Summary — HB 5161 (2025): Limitations on Interest Charges; Financial Institutions

Purpose

HB 5161 amends Section 13 of the Regulatory Loan Act (1939 PA 21) to revise permissible interest/fee rules for licensed small-loan lenders in Michigan. The bill clarifies allowable loan types, caps interest, and updates what fees lenders may charge and how those fees are computed and collected.

Key provisions and changes

  • Interest rate cap
    • Permits a licensee to charge interest “not to exceed … 36% per annum.” The bill references the Credit Reform Act but explicitly states a 36% annual cap.
  • Types of loans allowed
    • Confirms licensees may make closed‑end loans and open‑end credit (direct advances or checks). Excludes credit-card/charge‑card open‑end accounts from the open‑end provision.
  • Multiple unsecured loans
    • Prohibits inducing a borrower to be directly obligated under more than one unsecured loan contract at the same time.
  • Computation and timing of charges
    • Prohibits receiving charges in advance or compounding interest.
    • Requires all charges to be computed on the unpaid principal balance, made explicit in the borrower’s obligation, and calculated on the basis of days actually elapsed.
  • Loan processing fee
    • Allows a one-time processing fee for each closed‑end loan: up to 5% of principal, capped at $250 (may be included in principal).
    • The $250 cap is to be adjusted every 2 years based on the percentage change in the U.S. Consumer Price Index (CPI) for the two preceding calendar years, “rounded to the nearest hundred dollars.”
    • Prohibits inducing multiple unsecured loans to obtain additional processing fees.
  • Other permitted fees and recoveries
    • Late charges and returned-check handling fees as permitted under the Credit Reform Act.
    • Recovery of repossession/sale costs in accordance with the UCC (MCL 440.9609 and 440.9615).
    • Reasonable annual fees for open‑end credit and reasonable per‑payment fees for ACH/automated debit payments, with an exception that no per‑payment fee may be imposed if automatic payments were authorized at loan consummation.
  • Penalties
    • Violations are subject to penalties under the Regulatory Loan Act and also to remedies/penalties under the Credit Reform Act.
  • Definition
    • Defines “open‑end credit” for purposes of the section (repeated transactions; revolving availability as outstanding balances are repaid).

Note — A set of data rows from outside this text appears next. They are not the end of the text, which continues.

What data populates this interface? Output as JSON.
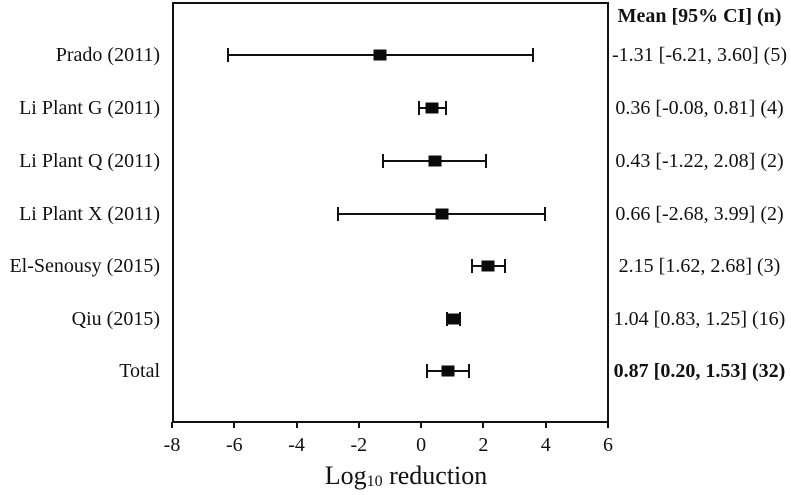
{
  "colors": {
    "foreground": "#111111",
    "background": "#ffffff"
  },
  "chart_data": {
    "type": "forest",
    "xlabel": "Log10 reduction",
    "xlabel_parts": {
      "prefix": "Log",
      "sub": "10",
      "suffix": " reduction"
    },
    "column_header": "Mean [95% CI] (n)",
    "xlim": [
      -8,
      6
    ],
    "xticks": [
      "-8",
      "-6",
      "-4",
      "-2",
      "0",
      "2",
      "4",
      "6"
    ],
    "xtick_values": [
      -8,
      -6,
      -4,
      -2,
      0,
      2,
      4,
      6
    ],
    "grid": false,
    "legend": "none",
    "rows": [
      {
        "label": "Prado (2011)",
        "mean": -1.31,
        "lo": -6.21,
        "hi": 3.6,
        "n": 5,
        "text": "-1.31 [-6.21, 3.60] (5)",
        "bold": false
      },
      {
        "label": "Li Plant G (2011)",
        "mean": 0.36,
        "lo": -0.08,
        "hi": 0.81,
        "n": 4,
        "text": "0.36 [-0.08, 0.81] (4)",
        "bold": false
      },
      {
        "label": "Li Plant Q (2011)",
        "mean": 0.43,
        "lo": -1.22,
        "hi": 2.08,
        "n": 2,
        "text": "0.43 [-1.22, 2.08] (2)",
        "bold": false
      },
      {
        "label": "Li Plant X (2011)",
        "mean": 0.66,
        "lo": -2.68,
        "hi": 3.99,
        "n": 2,
        "text": "0.66 [-2.68, 3.99] (2)",
        "bold": false
      },
      {
        "label": "El-Senousy (2015)",
        "mean": 2.15,
        "lo": 1.62,
        "hi": 2.68,
        "n": 3,
        "text": "2.15 [1.62, 2.68] (3)",
        "bold": false
      },
      {
        "label": "Qiu (2015)",
        "mean": 1.04,
        "lo": 0.83,
        "hi": 1.25,
        "n": 16,
        "text": "1.04 [0.83, 1.25] (16)",
        "bold": false
      },
      {
        "label": "Total",
        "mean": 0.87,
        "lo": 0.2,
        "hi": 1.53,
        "n": 32,
        "text": "0.87 [0.20, 1.53] (32)",
        "bold": true
      }
    ]
  }
}
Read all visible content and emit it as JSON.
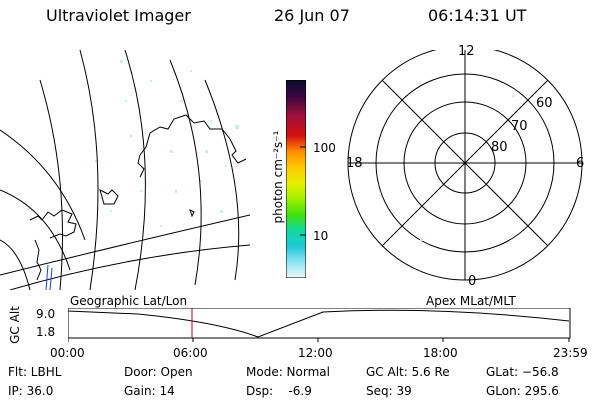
{
  "header": {
    "instrument": "Ultraviolet Imager",
    "date": "26 Jun 07",
    "time": "06:14:31 UT"
  },
  "colorbar": {
    "unit_label": "photon cm⁻²s⁻¹",
    "ticks": [
      "100",
      "10"
    ],
    "colors": [
      "#0a0a2a",
      "#3a0640",
      "#6e0a5a",
      "#a0103a",
      "#d01010",
      "#e84a00",
      "#ff8c00",
      "#ffc800",
      "#e8f000",
      "#a0f000",
      "#40e010",
      "#10d8a0",
      "#20c8d8",
      "#90e4f0",
      "#e8f4f8"
    ]
  },
  "polar_plot": {
    "mlt_labels": [
      "12",
      "6",
      "0",
      "18"
    ],
    "lat_labels": [
      "60",
      "70",
      "80"
    ]
  },
  "timeline": {
    "left_label": "Geographic Lat/Lon",
    "right_label": "Apex MLat/MLT",
    "yaxis_label": "GC Alt",
    "y_ticks": [
      "9.0",
      "1.8"
    ],
    "x_ticks": [
      "00:00",
      "06:00",
      "12:00",
      "18:00",
      "23:59"
    ],
    "current_marker_color": "#cc0000"
  },
  "status": {
    "flt": "Flt: LBHL",
    "ip": "IP: 36.0",
    "door": "Door: Open",
    "gain": "Gain: 14",
    "mode": "Mode: Normal",
    "dsp": "Dsp:    -6.9",
    "gcalt": "GC Alt: 5.6 Re",
    "seq": "Seq: 39",
    "glat": "GLat: −56.8",
    "glon": "GLon: 295.6"
  }
}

Who is affected / potential impact

  • Affected parties: licensed regulatory-loan licensees (small‑loan lenders in Michigan) and their borrowers.
  • Impact highlights:
    • Caps interest at 36% APR for covered loans.
    • Specifies permitted fees and fee adjustment mechanics (CPI-based every two years).
    • Restricts practices that create multiple simultaneous unsecured loans to generate fees.
    • Clarifies methods for fee computation and timing, and preserves certain consumer protections (no advance/compound interest).

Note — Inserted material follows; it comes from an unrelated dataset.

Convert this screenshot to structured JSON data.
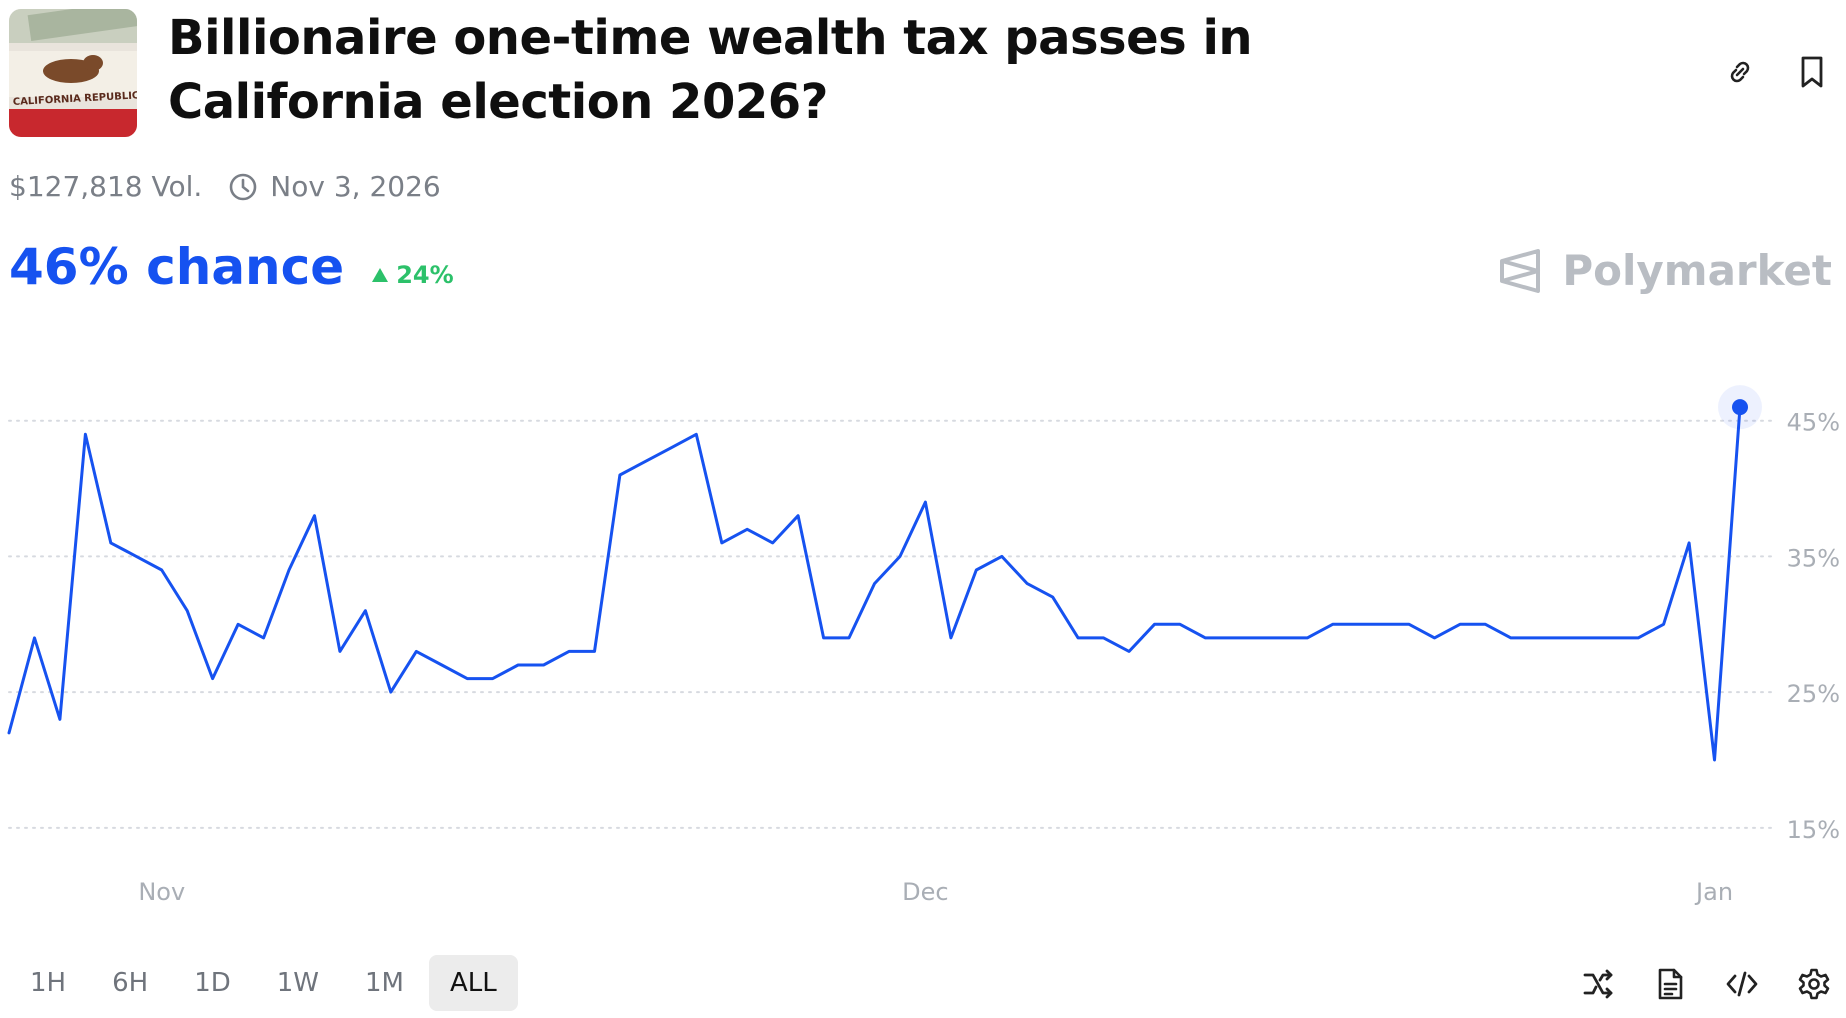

Procedural history / timeline

  • Filed: March 14, 2025 (Rep. Curtis VanderWall).
  • First read: March 14, 2025; referred to committees (General Law; later Ways & Means; then Regulatory Reform).
  • Referred to Ways & Means: April 7, 2025.
  • Bill electronically reproduced: October 29, 2025.
  • Current status (as of last update): Introduced and referred to Committee on Regulatory Reform on October 29, 2025.

(Prepared from the House Introduced Bill text of HB 5161, Oct. 29, 2025.)

Compiled from official sources — confirm details with the bill’s official record.